O homem, a graça, a natureza

Brad Pitt e a vida que basce: grãos de areia no infinito do universo

Pode-se debater muito sobre o que A Árvore da Vida (The Tree of Life, EUA, 2011) é, mas sabe-se muito bem o que o filme não é: programa para quem quer apenas se distrair duas horas numa sala escura. É cinema para prestar atenção e mergulhar fundo, sem se deixar abalar pelos desafios que ele propõe ao espectador.

E são muitos. A Árvore da Vida, para começar, aposta admiravelmente em seu público. Não faz concessões em uma primeira lenta e difícil, onde há diálogos existenciais com Deus, cenas abstratas que – depois se percebe – são uma versão do surgimento do universo, e a informação de que o filho de um casal morreu.
Este casal é Brad Pitt e Jessica Chastain, vivendo no Texas dos anos 1950, com três filhos. Um deles aparece no presente, interpretado por Sean Penn: e é um homem visivelmente triste.

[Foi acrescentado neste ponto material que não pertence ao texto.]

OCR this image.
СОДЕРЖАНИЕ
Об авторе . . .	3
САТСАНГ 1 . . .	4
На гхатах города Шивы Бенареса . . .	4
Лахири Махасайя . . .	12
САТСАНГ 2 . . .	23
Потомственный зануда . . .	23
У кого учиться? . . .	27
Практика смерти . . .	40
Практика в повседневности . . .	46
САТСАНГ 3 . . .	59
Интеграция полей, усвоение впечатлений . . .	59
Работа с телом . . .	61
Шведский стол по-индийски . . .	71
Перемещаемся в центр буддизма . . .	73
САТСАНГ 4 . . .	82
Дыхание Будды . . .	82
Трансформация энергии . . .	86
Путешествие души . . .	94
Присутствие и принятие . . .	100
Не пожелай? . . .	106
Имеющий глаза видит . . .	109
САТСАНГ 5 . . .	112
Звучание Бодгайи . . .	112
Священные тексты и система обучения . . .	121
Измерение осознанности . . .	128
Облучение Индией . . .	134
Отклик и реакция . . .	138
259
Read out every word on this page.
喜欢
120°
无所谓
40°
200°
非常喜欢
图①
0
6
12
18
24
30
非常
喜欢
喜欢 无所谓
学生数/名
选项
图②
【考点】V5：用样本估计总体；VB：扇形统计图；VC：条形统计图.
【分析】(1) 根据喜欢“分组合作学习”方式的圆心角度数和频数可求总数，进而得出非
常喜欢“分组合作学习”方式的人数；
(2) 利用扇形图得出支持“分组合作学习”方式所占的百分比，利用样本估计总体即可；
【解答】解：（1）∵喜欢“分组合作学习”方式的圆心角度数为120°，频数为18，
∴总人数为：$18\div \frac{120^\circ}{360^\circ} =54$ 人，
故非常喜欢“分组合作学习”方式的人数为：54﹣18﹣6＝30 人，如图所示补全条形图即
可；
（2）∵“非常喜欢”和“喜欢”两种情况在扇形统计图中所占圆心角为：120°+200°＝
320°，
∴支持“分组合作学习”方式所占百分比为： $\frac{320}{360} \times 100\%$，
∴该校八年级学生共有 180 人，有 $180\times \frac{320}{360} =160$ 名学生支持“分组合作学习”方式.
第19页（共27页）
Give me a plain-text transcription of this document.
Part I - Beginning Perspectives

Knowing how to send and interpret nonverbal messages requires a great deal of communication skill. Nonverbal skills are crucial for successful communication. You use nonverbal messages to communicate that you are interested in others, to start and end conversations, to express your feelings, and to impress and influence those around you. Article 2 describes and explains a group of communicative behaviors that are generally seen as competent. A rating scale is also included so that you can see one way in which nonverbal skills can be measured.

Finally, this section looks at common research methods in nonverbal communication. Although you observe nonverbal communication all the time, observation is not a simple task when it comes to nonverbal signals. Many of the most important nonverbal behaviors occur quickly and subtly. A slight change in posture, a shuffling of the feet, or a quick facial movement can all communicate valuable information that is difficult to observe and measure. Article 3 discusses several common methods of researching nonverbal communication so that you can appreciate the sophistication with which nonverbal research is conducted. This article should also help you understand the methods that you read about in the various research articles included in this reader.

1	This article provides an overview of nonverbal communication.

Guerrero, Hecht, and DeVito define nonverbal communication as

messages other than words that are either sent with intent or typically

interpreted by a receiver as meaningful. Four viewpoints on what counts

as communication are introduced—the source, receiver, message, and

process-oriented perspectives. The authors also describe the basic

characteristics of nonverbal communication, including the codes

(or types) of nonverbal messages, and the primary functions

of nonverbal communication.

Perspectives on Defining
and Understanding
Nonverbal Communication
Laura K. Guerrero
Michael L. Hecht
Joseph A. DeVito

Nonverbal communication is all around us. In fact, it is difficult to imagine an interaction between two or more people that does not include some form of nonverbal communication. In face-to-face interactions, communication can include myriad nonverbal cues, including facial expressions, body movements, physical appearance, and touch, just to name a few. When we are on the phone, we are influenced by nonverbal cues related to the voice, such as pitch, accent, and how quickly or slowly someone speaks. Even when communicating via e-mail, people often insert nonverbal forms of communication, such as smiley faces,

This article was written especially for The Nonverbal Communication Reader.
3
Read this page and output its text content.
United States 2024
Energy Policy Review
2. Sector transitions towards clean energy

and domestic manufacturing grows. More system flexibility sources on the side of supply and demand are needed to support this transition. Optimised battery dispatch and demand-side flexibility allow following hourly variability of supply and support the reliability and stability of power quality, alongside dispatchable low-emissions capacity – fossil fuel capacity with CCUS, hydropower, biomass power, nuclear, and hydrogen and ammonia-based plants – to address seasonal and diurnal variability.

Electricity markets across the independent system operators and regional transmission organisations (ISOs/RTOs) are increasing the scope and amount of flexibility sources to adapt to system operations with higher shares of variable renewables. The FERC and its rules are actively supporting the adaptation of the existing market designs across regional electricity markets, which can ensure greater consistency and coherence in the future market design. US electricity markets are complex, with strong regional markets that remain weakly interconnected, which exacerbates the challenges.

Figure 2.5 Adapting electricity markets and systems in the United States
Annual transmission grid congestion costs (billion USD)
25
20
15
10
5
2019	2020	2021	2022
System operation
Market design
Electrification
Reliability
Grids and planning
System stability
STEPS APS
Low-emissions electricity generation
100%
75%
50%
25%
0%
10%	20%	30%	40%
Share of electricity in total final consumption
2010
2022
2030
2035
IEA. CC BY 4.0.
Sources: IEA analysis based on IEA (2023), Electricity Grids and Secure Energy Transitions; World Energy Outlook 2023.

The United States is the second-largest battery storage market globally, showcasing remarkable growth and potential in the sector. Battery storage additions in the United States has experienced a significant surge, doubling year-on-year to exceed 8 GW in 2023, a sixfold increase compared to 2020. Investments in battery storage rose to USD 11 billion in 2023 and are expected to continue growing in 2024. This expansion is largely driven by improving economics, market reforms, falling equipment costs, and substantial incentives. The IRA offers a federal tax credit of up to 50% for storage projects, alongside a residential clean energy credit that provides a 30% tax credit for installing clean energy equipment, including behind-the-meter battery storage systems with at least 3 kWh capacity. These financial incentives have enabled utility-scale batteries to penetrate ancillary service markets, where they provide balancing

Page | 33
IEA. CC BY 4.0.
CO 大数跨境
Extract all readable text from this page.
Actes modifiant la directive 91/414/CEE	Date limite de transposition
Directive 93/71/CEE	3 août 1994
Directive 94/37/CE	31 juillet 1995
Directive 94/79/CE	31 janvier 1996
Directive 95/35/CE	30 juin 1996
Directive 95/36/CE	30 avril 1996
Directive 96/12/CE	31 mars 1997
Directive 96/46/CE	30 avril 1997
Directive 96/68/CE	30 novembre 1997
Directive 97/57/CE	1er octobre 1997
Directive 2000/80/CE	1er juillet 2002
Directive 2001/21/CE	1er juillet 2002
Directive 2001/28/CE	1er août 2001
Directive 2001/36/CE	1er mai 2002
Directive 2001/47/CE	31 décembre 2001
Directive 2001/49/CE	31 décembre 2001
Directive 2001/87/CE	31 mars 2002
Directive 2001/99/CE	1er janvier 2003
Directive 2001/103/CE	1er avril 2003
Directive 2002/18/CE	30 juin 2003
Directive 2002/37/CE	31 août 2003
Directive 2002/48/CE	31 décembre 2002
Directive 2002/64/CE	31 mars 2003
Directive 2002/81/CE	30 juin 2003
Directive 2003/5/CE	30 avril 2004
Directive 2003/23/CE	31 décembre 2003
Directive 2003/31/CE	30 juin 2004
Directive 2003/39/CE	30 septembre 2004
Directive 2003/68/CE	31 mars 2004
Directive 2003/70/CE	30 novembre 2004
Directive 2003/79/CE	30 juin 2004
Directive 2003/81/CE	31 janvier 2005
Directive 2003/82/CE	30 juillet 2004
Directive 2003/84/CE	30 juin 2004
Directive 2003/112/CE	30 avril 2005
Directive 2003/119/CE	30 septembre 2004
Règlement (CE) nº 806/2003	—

O cineasta Jorge Furtado disse certa vez que a diferença entre TV e cinema é que, na TV, o programa precisa pegar o espectador na hora – senão, ele muda de canal. Já no cinema, o cineasta pode exigir um pouco da plateia – que pagou o ingresso e não vai sair de cara. É isso que A Árvore da Vida faz em seu muito extenso prólogo, apoiado em belas imagens (tanto paisagens paradas quanto ângulos e movimentos de câmera inusitados) e questionamentos filosóficos e religiosos. As sequências da criação do universo costuradas à trama parecem criar um diálogo indagando a importância das vontades desses grãozinhos de areia (que somos nós) diante do infinito universal.

O momento da virada é o nascimento do personagem principal: Jack. Malick não se sente obrigado a ser literal: ele faz poesia com as imagens, colocando um garoto tentando sair de dentro de uma casa inundada como a metáfora do parto. E, em seguida, uma série imagens tão belas quanto cotidianas significam a descoberta do mundo para a criança, sensação que ele tenta fazer com que compartilhemos. O novo grãozinho de areia é o centro das atenções.

O filme parece ser sobre essa descoberta, em níveis diferentes. As imagens da primeira parte, por exemplo, podem querer nos apresentar o mundo, que está ali, sempre esteve, mas passa despercebido por nós diariamente. Como com o bebê, Malick talvez nos dê a oportunidade de ver esse mundo como se fosse a primeira vez.

Na pré-adolescência, o garoto descobre sensações terríveis com as quais deve lidar. A rivalidade entre irmãos (sendo um deles o preferido), a insatisfação com o pai severo. A natureza de querer que eles não estivessem ali, contra a graça de aceitar os infortúnios e ser essencialmente bom.

O caminho da natureza e o caminho da graça – uma escolha apresentada logo no começo do filme. O pai (lutando para sobreviver com as armas que tem, pregando que não se vai a lugar algum sendo íntegro e achando certo educar os filhos pela violência psicológica) é a natureza e a mãe (que acha que o importante é apenas ser bom, mesmo sob o risco da ingenuidade) é a graça. Em certo momento, o filho diz que o pai e a mãe brigam dentro dele.

É um conflito que existe em todos nós e que A Árvore da Vida mostra de maneira enigmática. Isso está na cena final, de novo fugindo do realismo (e lembrando o de Fellini), onde passado e presente se misturam. Não é um passatempo. É uma experiência – que pode agradar ou não, mas é algo que toca mais fundo do que o que costuma se ver por aí.

A Árvore da Vida (The Tree of Life, EUA, 2011). Direção: Terrence Malick. Elenco: Brad Pitt, Hunter McCracken, Jessica Chastain, Sean Penn, Fiona Shaw.